As with indexes, there’s a small performance penalty with partitioning. When you insert new rows into a partitioned table, MySQL has to determine which partition the new data should go into, and this requires resources. While this additional drain on resources isn’t necessarily crippling, you have to take it into account when creating partitions. Depending on the size of the table, it might be wise to use dozens of partitions, but once you start reaching into the hundreds, take due care that using partitions itself doesn’t affect performance.
Identify Slow Queries
One of the best thing about MySQL is that it can help you identify the queries that take up the most resources via its slow-query-log.
MySQL doesn’t record slow queries by default; running mysqladmin var | grep log_slow_queries in the terminal will confirm this for you. To enable the option, edit the my.cnf configuration file and add these lines under the [mysqld] block:
long_query_time = 1
log-slow-queries = /var/log/mysql/mysql-slow-query.log
The default long_query_time is 0, but we’ve set it to 1 here to make MySQL log all queries that take longer than 1 second to execute. Feel free to change this value, as well as the location for the log file. When you’re done, you need to restart the MySQL server with the command /etc/init.d/mysql restart for the changes in the my.cnf file to take effect.

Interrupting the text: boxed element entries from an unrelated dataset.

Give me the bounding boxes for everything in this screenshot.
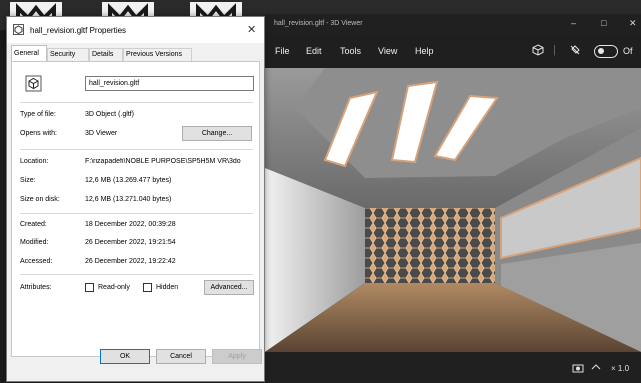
menu-view[interactable]: View [378,46,397,56]
viewer-menu-bar: File Edit Tools View Help | Of [265,36,641,68]
divider [20,213,253,214]
dialog-title-bar: hall_revision.gltf Properties ✕ [7,17,264,43]
viewport-3d[interactable] [265,68,641,352]
file-icon [13,24,24,35]
lighting-icon[interactable] [569,44,581,59]
readonly-checkbox[interactable] [85,283,94,292]
advanced-button[interactable]: Advanced... [204,280,254,295]
created-label: Created: [20,221,47,228]
type-value: 3D Object (.gltf) [85,111,135,118]
divider [20,102,253,103]
viewer-status-bar: × 1.0 [265,352,641,383]
viewer-title-bar: hall_revision.gltf - 3D Viewer – □ ✕ [265,14,641,36]
zoom-level: × 1.0 [611,364,630,373]
chevron-up-icon[interactable] [591,363,601,373]
size-on-disk-label: Size on disk: [20,196,60,203]
accessed-value: 26 December 2022, 19:22:42 [85,258,176,265]
ok-button[interactable]: OK [100,349,150,364]
minimize-button[interactable]: – [571,18,576,28]
camera-icon[interactable] [572,363,584,375]
menu-help[interactable]: Help [415,46,434,56]
created-value: 18 December 2022, 00:39:28 [85,221,176,228]
close-icon[interactable]: ✕ [247,23,256,36]
tab-strip: General Security Details Previous Versio… [7,45,264,62]
modified-label: Modified: [20,239,49,246]
location-value: F:\rizapadefi\NOBLE PURPOSE\SP5H5M VR\3d… [85,158,241,165]
toggle-knob [598,48,604,54]
menu-edit[interactable]: Edit [306,46,322,56]
attributes-label: Attributes: [20,284,52,291]
file-name-input[interactable]: hall_revision.gltf [85,76,254,91]
size-label: Size: [20,177,36,184]
properties-dialog: hall_revision.gltf Properties ✕ General … [6,16,265,382]
location-label: Location: [20,158,49,165]
tab-general[interactable]: General [11,45,47,62]
type-label: Type of file: [20,111,56,118]
size-value: 12,6 MB (13.269.477 bytes) [85,177,172,184]
size-on-disk-value: 12,6 MB (13.271.040 bytes) [85,196,172,203]
tab-previous-versions[interactable]: Previous Versions [123,48,192,61]
opens-with-label: Opens with: [20,130,57,137]
change-button[interactable]: Change... [182,126,252,141]
modified-value: 26 December 2022, 19:21:54 [85,239,176,246]
general-panel: hall_revision.gltf Type of file: 3D Obje… [11,61,260,357]
viewer-title: hall_revision.gltf - 3D Viewer [274,20,363,27]
gltf-file-icon [25,75,42,92]
menu-tools[interactable]: Tools [340,46,361,56]
toolbar-divider: | [553,44,556,56]
menu-file[interactable]: File [275,46,290,56]
opens-with-value: 3D Viewer [85,130,118,137]
divider [20,274,253,275]
divider [20,149,253,150]
toggle-label: Of [623,46,633,56]
tab-details[interactable]: Details [89,48,123,61]
accessed-label: Accessed: [20,258,53,265]
maximize-button[interactable]: □ [601,18,606,28]
grid-toggle[interactable] [594,45,618,58]
dialog-title: hall_revision.gltf Properties [30,26,127,35]
hidden-checkbox[interactable] [143,283,152,292]
cancel-button[interactable]: Cancel [156,349,206,364]
apply-button[interactable]: Apply [212,349,262,364]
viewer-window: hall_revision.gltf - 3D Viewer – □ ✕ Fil… [265,14,641,383]
close-button[interactable]: ✕ [629,18,637,29]
readonly-label[interactable]: Read-only [98,284,130,291]
hidden-label[interactable]: Hidden [156,284,178,291]
cube-icon[interactable] [532,44,544,59]
tab-security[interactable]: Security [47,48,89,61]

You can then use the mysqldumpslow command-line tool, included with MySQL, to get a summary of the slow-query-log file. If you see a list of queries that are taking too much time to execute, you can try to find out why.
Explain is one of the most widely used MySQL query analysis tool available. When used with a SELECT statement, it reveals a wide array of information, such as the number of tables involved in the statement, how the data is looked up, if there are any subqueries, whether any indexes are used, and much more. You can run Explain on each of of the slow queries to determine why the statements are slow. Once you know the causes, you should be able to figure out how to fix the problems.
Fix That Configuration File
One final tip: MySQL Tuner is a Perl script that you can run to test your MySQL performance. Based on the results, and other observations, the script will then advise what changes you can make in the configuration file to improve performance.
At the terminal, type wget http://mysqltuner.com/mysqltuner.pl to download the script. Make the script executable with the command chmod +x mysqltuner.pl. Run it by typing ./mysqltuner.pl; you will be prompted for your MySQL root password.
The output from the script is divided into sections. The General and Storage Engine Statistics at the top tells you the number of tables in each of the different storage engines. Performance Metrics lists parameters the script checks the system for, such as slow queries, memory usage, and temporary tables. Finally, the Recommendations section lists all the variables that you need to adjust in the configuration files.